We’ve heard all the flack about pro-cyclicality. I think it was very telling that the Japanese finance minister said that the one lesson from the Japanese banking crisis in the 1990s was that further transparency would have allowed the problem to be dealt with earlier. Fair value has forced this crisis right out, whereas in Japan it bubbled along for 10 years and stagnated the economy.
As far as [FAS 157's valuation hierarchy], that has proved very popular in the financial statements. We’ve noticed even some of our IFRS companies have used it. I think the markets like it. I think we will bring that in even before we bring in an equivalent of FAS 157.
You’ve also accelerated the leasing project. Will you still be able to address what you’ve often said are serious problems there?

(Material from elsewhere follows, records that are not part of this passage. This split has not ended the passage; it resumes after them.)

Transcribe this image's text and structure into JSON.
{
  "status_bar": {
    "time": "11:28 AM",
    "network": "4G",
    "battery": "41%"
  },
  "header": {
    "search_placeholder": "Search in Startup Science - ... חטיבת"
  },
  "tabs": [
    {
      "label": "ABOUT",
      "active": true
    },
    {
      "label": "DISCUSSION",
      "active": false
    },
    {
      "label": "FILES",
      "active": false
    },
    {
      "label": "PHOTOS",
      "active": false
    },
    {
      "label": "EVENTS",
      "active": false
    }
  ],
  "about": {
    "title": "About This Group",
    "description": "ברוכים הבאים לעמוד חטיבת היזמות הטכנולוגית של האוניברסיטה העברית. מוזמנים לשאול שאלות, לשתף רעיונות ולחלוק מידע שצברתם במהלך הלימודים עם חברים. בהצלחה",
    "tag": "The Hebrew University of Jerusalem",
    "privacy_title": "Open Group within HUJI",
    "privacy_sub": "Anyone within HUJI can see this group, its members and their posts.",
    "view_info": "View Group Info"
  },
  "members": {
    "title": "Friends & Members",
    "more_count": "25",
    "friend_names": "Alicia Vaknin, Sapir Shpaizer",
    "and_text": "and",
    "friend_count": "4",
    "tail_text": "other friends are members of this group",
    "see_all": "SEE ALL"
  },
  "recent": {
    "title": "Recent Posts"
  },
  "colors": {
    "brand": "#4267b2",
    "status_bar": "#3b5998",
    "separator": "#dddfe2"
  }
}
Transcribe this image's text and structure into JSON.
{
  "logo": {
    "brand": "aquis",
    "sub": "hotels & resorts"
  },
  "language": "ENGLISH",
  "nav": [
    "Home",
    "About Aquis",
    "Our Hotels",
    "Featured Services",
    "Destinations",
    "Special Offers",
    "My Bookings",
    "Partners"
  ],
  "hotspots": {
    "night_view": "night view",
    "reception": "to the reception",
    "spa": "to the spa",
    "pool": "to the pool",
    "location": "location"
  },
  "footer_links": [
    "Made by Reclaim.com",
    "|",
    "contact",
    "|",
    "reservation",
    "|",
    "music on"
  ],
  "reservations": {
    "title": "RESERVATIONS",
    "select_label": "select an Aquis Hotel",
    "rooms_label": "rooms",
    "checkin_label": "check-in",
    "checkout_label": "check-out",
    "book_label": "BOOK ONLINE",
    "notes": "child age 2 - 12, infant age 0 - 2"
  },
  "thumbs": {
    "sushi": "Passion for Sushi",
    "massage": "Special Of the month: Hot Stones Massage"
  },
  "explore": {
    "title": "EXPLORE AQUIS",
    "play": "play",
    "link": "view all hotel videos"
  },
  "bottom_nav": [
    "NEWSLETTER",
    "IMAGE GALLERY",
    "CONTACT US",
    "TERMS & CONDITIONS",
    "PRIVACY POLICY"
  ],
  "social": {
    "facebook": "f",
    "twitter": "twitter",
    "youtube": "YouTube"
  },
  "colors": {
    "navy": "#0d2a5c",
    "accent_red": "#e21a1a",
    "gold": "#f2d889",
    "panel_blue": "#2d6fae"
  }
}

That project was going to address lessor and lessee accounting, but most of the problems are in the lessee accounting, so we decided that is the priority. In 2006, the leasing industry was a $634 billion industry–that’s excluding property leases. And most of that is off balance sheet.
Yet, what is a lease? It’s people committing to pay so much for so many years to get the use of an asset. Well, we think that is a liability. As does FASB. And we should bring that on balance sheet.
So what we’re really talking about is, maybe we should get rid of the distinction between operating and finance leases. We could probably do that in three years. It will be tough, and some people might not like it so much. But nonetheless, that will make a massive difference.
The SEC will be part of a new monitoring group overseeing IASB. Will that heighten European fears about American influence over accounting standards?
It’s quite interesting, but when I come to the States, there’s a fear that international standards are going to be influenced by the Europeans. So it depends where you are coming from.
We are trying to make it crystal clear that that is not going to be the case. When IASB was set up, there were six North Americans on the board, and they were setting standards for Europe. There should be a board of 16–four from Europe, four from North America, four from Asia/Oceana, one from Latin America, one from Africa, and two from anywhere.
The monitoring group is [also] quite cleverly constructed. I think it is pretty well scattered to make sure there is no region going to dominate. Have a fair say? Yes. Dominate? No.